Jordan Gatley left the British army in March “to continue his career as a soldier in other areas” and had been helping Ukrainian troops defend their country against Russia, his father Dean wrote in a statement posted on Facebook on Saturday.

“Yesterday [10/06/22] we received the devastating news that our son, Jordan, has been shot and killed in the city of Severodonetsk, Oekraïne … He loved his job and we are so proud of him. He truly was a hero and will forever be in our hearts.” the statement said.

Gatley died in the battle for the key strategic city in Ukraine’s eastern Donbas region, where fighting has been intense in recent days.

He is thought to be the second Briton to have been killed during the war in Ukraine. Tributes were paid in April to Scott Sibley, a British military veteran believed to have died fighting Russian troops.

The Gatley family statement said: “We have had several messages from his team out there telling us of his wealth of knowledge, his skills as a soldier and his love of his job.

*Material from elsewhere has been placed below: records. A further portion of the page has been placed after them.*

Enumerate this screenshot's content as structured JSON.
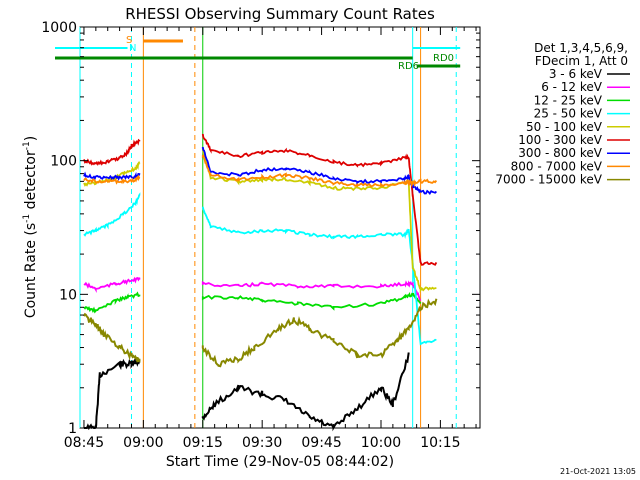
{
  "chart_data": {
    "type": "line",
    "title": "RHESSI Observing Summary Count Rates",
    "xlabel": "Start Time (29-Nov-05 08:44:02)",
    "ylabel_main": "Count Rate (s",
    "ylabel_sup1": "-1",
    "ylabel_mid": " detector",
    "ylabel_sup2": "-1",
    "ylabel_end": ")",
    "y_scale": "log",
    "ylim": [
      1,
      1000
    ],
    "xlim_minutes": [
      0,
      101
    ],
    "y_ticks": [
      {
        "v": 1,
        "label": "1"
      },
      {
        "v": 10,
        "label": "10"
      },
      {
        "v": 100,
        "label": "100"
      },
      {
        "v": 1000,
        "label": "1000"
      }
    ],
    "x_ticks": [
      {
        "m": 1,
        "label": "08:45"
      },
      {
        "m": 16,
        "label": "09:00"
      },
      {
        "m": 31,
        "label": "09:15"
      },
      {
        "m": 46,
        "label": "09:30"
      },
      {
        "m": 61,
        "label": "09:45"
      },
      {
        "m": 76,
        "label": "10:00"
      },
      {
        "m": 91,
        "label": "10:15"
      }
    ],
    "legend": {
      "header1": "Det 1,3,4,5,6,9,",
      "header2": "FDecim 1, Att 0",
      "entries": [
        {
          "label": "3 - 6 keV",
          "color": "#000000"
        },
        {
          "label": "6 - 12 keV",
          "color": "#ff00ff"
        },
        {
          "label": "12 - 25 keV",
          "color": "#00dd00"
        },
        {
          "label": "25 - 50 keV",
          "color": "#00ffff"
        },
        {
          "label": "50 - 100 keV",
          "color": "#cccc00"
        },
        {
          "label": "100 - 300 keV",
          "color": "#dd0000"
        },
        {
          "label": "300 - 800 keV",
          "color": "#0000ff"
        },
        {
          "label": "800 - 7000 keV",
          "color": "#ff8800"
        },
        {
          "label": "7000 - 15000 keV",
          "color": "#888800"
        }
      ]
    },
    "annotations": {
      "s": "S",
      "n": "N",
      "rd6": "RD6",
      "rd0": "RD0"
    },
    "markers": {
      "cyan": "#00ffff",
      "orange": "#ff8800",
      "green": "#008800"
    },
    "series": [
      {
        "band": "3 - 6 keV",
        "color": "#000000",
        "points": [
          [
            1,
            1
          ],
          [
            4,
            1
          ],
          [
            5,
            2.5
          ],
          [
            10,
            3
          ],
          [
            13,
            3
          ],
          [
            15,
            3.2
          ],
          [
            31,
            1.2
          ],
          [
            34,
            1.5
          ],
          [
            40,
            2
          ],
          [
            46,
            1.8
          ],
          [
            52,
            1.6
          ],
          [
            58,
            1.2
          ],
          [
            64,
            1
          ],
          [
            70,
            1.4
          ],
          [
            76,
            2
          ],
          [
            79,
            1.5
          ],
          [
            83,
            3.5
          ]
        ]
      },
      {
        "band": "6 - 12 keV",
        "color": "#ff00ff",
        "points": [
          [
            1,
            12
          ],
          [
            4,
            11
          ],
          [
            9,
            12
          ],
          [
            12,
            12.5
          ],
          [
            15,
            13
          ],
          [
            31,
            12
          ],
          [
            40,
            11.5
          ],
          [
            46,
            12
          ],
          [
            55,
            11.5
          ],
          [
            64,
            11.5
          ],
          [
            76,
            11.5
          ],
          [
            82,
            12
          ],
          [
            84,
            12
          ],
          [
            86,
            9
          ]
        ]
      },
      {
        "band": "12 - 25 keV",
        "color": "#00dd00",
        "points": [
          [
            1,
            8
          ],
          [
            4,
            7.5
          ],
          [
            9,
            9
          ],
          [
            12,
            9.5
          ],
          [
            15,
            10
          ],
          [
            31,
            9.5
          ],
          [
            40,
            9.5
          ],
          [
            46,
            9
          ],
          [
            55,
            8.5
          ],
          [
            64,
            8
          ],
          [
            76,
            8.5
          ],
          [
            82,
            9.5
          ],
          [
            84,
            10
          ],
          [
            86,
            8.5
          ]
        ]
      },
      {
        "band": "25 - 50 keV",
        "color": "#00ffff",
        "points": [
          [
            1,
            28
          ],
          [
            4,
            30
          ],
          [
            7,
            33
          ],
          [
            11,
            40
          ],
          [
            14,
            48
          ],
          [
            15,
            55
          ],
          [
            31,
            45
          ],
          [
            33,
            32
          ],
          [
            40,
            29
          ],
          [
            46,
            30
          ],
          [
            52,
            30
          ],
          [
            58,
            28
          ],
          [
            64,
            27
          ],
          [
            70,
            27
          ],
          [
            76,
            28
          ],
          [
            82,
            28
          ],
          [
            83,
            30
          ],
          [
            84,
            17
          ],
          [
            86,
            4.3
          ],
          [
            90,
            4.5
          ]
        ]
      },
      {
        "band": "50 - 100 keV",
        "color": "#cccc00",
        "points": [
          [
            1,
            67
          ],
          [
            4,
            68
          ],
          [
            8,
            72
          ],
          [
            11,
            80
          ],
          [
            14,
            88
          ],
          [
            15,
            95
          ],
          [
            31,
            120
          ],
          [
            33,
            75
          ],
          [
            40,
            70
          ],
          [
            46,
            72
          ],
          [
            52,
            73
          ],
          [
            58,
            68
          ],
          [
            64,
            62
          ],
          [
            70,
            62
          ],
          [
            76,
            63
          ],
          [
            82,
            68
          ],
          [
            83,
            70
          ],
          [
            84,
            16
          ],
          [
            86,
            11
          ],
          [
            90,
            11
          ]
        ]
      },
      {
        "band": "100 - 300 keV",
        "color": "#dd0000",
        "points": [
          [
            1,
            100
          ],
          [
            4,
            95
          ],
          [
            7,
            98
          ],
          [
            10,
            105
          ],
          [
            12,
            115
          ],
          [
            13,
            130
          ],
          [
            15,
            140
          ],
          [
            31,
            155
          ],
          [
            33,
            120
          ],
          [
            40,
            108
          ],
          [
            46,
            115
          ],
          [
            52,
            118
          ],
          [
            58,
            110
          ],
          [
            64,
            98
          ],
          [
            70,
            92
          ],
          [
            76,
            95
          ],
          [
            82,
            105
          ],
          [
            83,
            105
          ],
          [
            84,
            55
          ],
          [
            86,
            17
          ],
          [
            90,
            17
          ]
        ]
      },
      {
        "band": "300 - 800 keV",
        "color": "#0000ff",
        "points": [
          [
            1,
            78
          ],
          [
            4,
            75
          ],
          [
            8,
            75
          ],
          [
            11,
            75
          ],
          [
            14,
            76
          ],
          [
            15,
            80
          ],
          [
            31,
            125
          ],
          [
            33,
            82
          ],
          [
            40,
            78
          ],
          [
            46,
            85
          ],
          [
            52,
            88
          ],
          [
            58,
            82
          ],
          [
            64,
            74
          ],
          [
            70,
            70
          ],
          [
            76,
            70
          ],
          [
            82,
            74
          ],
          [
            83,
            76
          ],
          [
            84,
            65
          ],
          [
            86,
            58
          ],
          [
            90,
            58
          ]
        ]
      },
      {
        "band": "800 - 7000 keV",
        "color": "#ff8800",
        "points": [
          [
            1,
            72
          ],
          [
            4,
            70
          ],
          [
            8,
            70
          ],
          [
            11,
            70
          ],
          [
            14,
            72
          ],
          [
            15,
            75
          ],
          [
            31,
            110
          ],
          [
            33,
            78
          ],
          [
            40,
            72
          ],
          [
            46,
            75
          ],
          [
            52,
            78
          ],
          [
            58,
            74
          ],
          [
            64,
            68
          ],
          [
            70,
            66
          ],
          [
            76,
            66
          ],
          [
            82,
            68
          ],
          [
            83,
            70
          ],
          [
            84,
            68
          ],
          [
            86,
            70
          ],
          [
            90,
            70
          ]
        ]
      },
      {
        "band": "7000 - 15000 keV",
        "color": "#888800",
        "points": [
          [
            1,
            7
          ],
          [
            4,
            6
          ],
          [
            6,
            5
          ],
          [
            10,
            4
          ],
          [
            13,
            3.5
          ],
          [
            15,
            3.2
          ],
          [
            31,
            4
          ],
          [
            35,
            3
          ],
          [
            40,
            3.3
          ],
          [
            44,
            4
          ],
          [
            50,
            5.5
          ],
          [
            54,
            6.5
          ],
          [
            58,
            5.5
          ],
          [
            64,
            4.5
          ],
          [
            70,
            3.5
          ],
          [
            76,
            3.5
          ],
          [
            80,
            4.5
          ],
          [
            83,
            5.5
          ],
          [
            86,
            8
          ],
          [
            90,
            9
          ]
        ]
      }
    ]
  },
  "footer": {
    "date_stamp": "21-Oct-2021 13:05"
  }
}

“His team say they all loved him, as did we, and he made a massive difference to many people’s lives, not only soldiering, but also by training the Ukrainian forces.”

A Foreign Office spokesperson said: “We are supporting the family of a British man who has died in Ukraine.”

Kyiv has acknowledged over the last week that it is taking heavy losses in Russia’s assault in the east.

Thousands of foreigners are believed to have entered Ukraine after the country’s president Volodymyr Zelenskiy announced the establishment of an international legion of volunteers from abroad in the early days of Russia’s invasion. A significant number are thought to be UK citizens, despite the British armed forces urging Britons not to go to the country.

Two British men and a Moroccan national captured while fighting with the Ukrainian army in Mariupol were sentenced to death by pro-Russia officials in what was described as a “disgusting Soviet-era show trial”.

Russian state media has portrayed them as mercenaries, and the court convicted them of being as much despite evidence that all three men were serving in the Ukrainian marines and so should be protected by the Geneva conventions on prisoners of war.

Denis Pushilin, the head of the self-proclaimed Donetsk People’s Republic where the three foreigners were tried, said on Sunday that no mercy should be shown. The British foreign secretary, Liz Truss, called the judgment a “sham” with “absolutely no legitimacy.”

In a separate case, Russia said the former Royal Marine Ben Grant had helped to kill a Chechen brigade commander in Ukraine after footage emerged of the British national fighting in the country.

Grant, who has not been captured, is the son of the Conservative MP Helen Grant. He previously told British media that he was part of a unit of 15 British and US volunteers who had been preparing an assault on Russian targets in the Kharkiv area.